Il propose également l’analyse de la conception centrée sur les utilisateurs. Cette approche implique la simplification structurelle des tâches utilisateurs. Norman utilise des cas pratiques pour décrire la psychologie qui se cache derrière ce qu’il considère comme un bon ou mauvais design, tout en proposant par la suite des principes de conception qui restent toujours d’actualité.
Dans ce guide pratique, l’auteur nous donne également les outils et procédés indispensables à l’amélioration de l’utilisabilité par le design afin que l’expérience des utilisateurs soit des plus agréables.
“The Ecological Approach to Visual Perception”, James J. Gibson (1979)
Ce livre traite de l’approche écologique de la perception visuelle.
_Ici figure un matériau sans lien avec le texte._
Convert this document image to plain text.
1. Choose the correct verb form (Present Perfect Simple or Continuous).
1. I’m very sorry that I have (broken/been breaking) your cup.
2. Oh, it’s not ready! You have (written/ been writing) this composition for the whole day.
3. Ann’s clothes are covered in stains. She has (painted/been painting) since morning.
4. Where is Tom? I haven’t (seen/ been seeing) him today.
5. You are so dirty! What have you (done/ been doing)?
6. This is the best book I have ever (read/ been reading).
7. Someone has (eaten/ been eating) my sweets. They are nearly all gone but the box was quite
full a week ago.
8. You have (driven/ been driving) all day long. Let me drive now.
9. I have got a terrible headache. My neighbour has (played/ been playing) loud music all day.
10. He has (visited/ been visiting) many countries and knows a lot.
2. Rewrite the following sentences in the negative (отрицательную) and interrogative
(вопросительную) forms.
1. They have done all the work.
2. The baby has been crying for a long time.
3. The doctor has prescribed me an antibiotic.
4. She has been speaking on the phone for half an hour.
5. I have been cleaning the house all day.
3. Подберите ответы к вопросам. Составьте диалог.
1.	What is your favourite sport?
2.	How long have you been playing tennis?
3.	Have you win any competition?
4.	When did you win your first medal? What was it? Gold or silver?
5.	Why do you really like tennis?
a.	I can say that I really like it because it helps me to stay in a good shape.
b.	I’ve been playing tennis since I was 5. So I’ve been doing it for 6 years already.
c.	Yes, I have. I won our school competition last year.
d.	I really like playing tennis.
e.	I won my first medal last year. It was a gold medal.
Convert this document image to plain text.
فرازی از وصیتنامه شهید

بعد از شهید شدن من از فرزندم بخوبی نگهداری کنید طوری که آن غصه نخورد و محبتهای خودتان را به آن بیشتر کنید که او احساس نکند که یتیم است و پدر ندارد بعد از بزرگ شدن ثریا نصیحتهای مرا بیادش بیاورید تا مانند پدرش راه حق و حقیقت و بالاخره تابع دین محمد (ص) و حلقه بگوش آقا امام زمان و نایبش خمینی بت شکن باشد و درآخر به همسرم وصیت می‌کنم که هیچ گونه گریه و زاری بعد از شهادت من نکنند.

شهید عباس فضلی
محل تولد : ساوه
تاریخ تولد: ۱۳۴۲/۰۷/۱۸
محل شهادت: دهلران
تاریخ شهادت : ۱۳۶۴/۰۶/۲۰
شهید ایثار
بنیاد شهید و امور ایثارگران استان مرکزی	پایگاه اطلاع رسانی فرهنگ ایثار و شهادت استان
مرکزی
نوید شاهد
Il a été publié pour la première fois en 1979. Son auteur est un psychologue connu pour ses travaux en sciences cognitives et plus particulièrement pour avoir théorisé la notion d’affordance. Il traite dans cet ouvrage la façon dont nous percevons l’environnement qui nous entoure (ses formes, ses surfaces, sa disposition, ses couleurs et ses textures). Il aborde la manière dont nous nous situons dans cet environnement et comment nous interagissons avec lui. Au travers des relations naturelles que nous entretenons avec le milieu dans lequel nous vivons, James J. Gibson nous invite à comprendre pourquoi les choses nous apparaissent comme elles sont. Selon lui, notre vision naturelle dépend de notre manière de percevoir l’environnement, sans contrainte imposée au système visuel, le cerveau n’étant que l’organe central d’un système visuel complet. Tout se fait donc naturellement. Tout se voit ainsi d’un point de vue à l’autre.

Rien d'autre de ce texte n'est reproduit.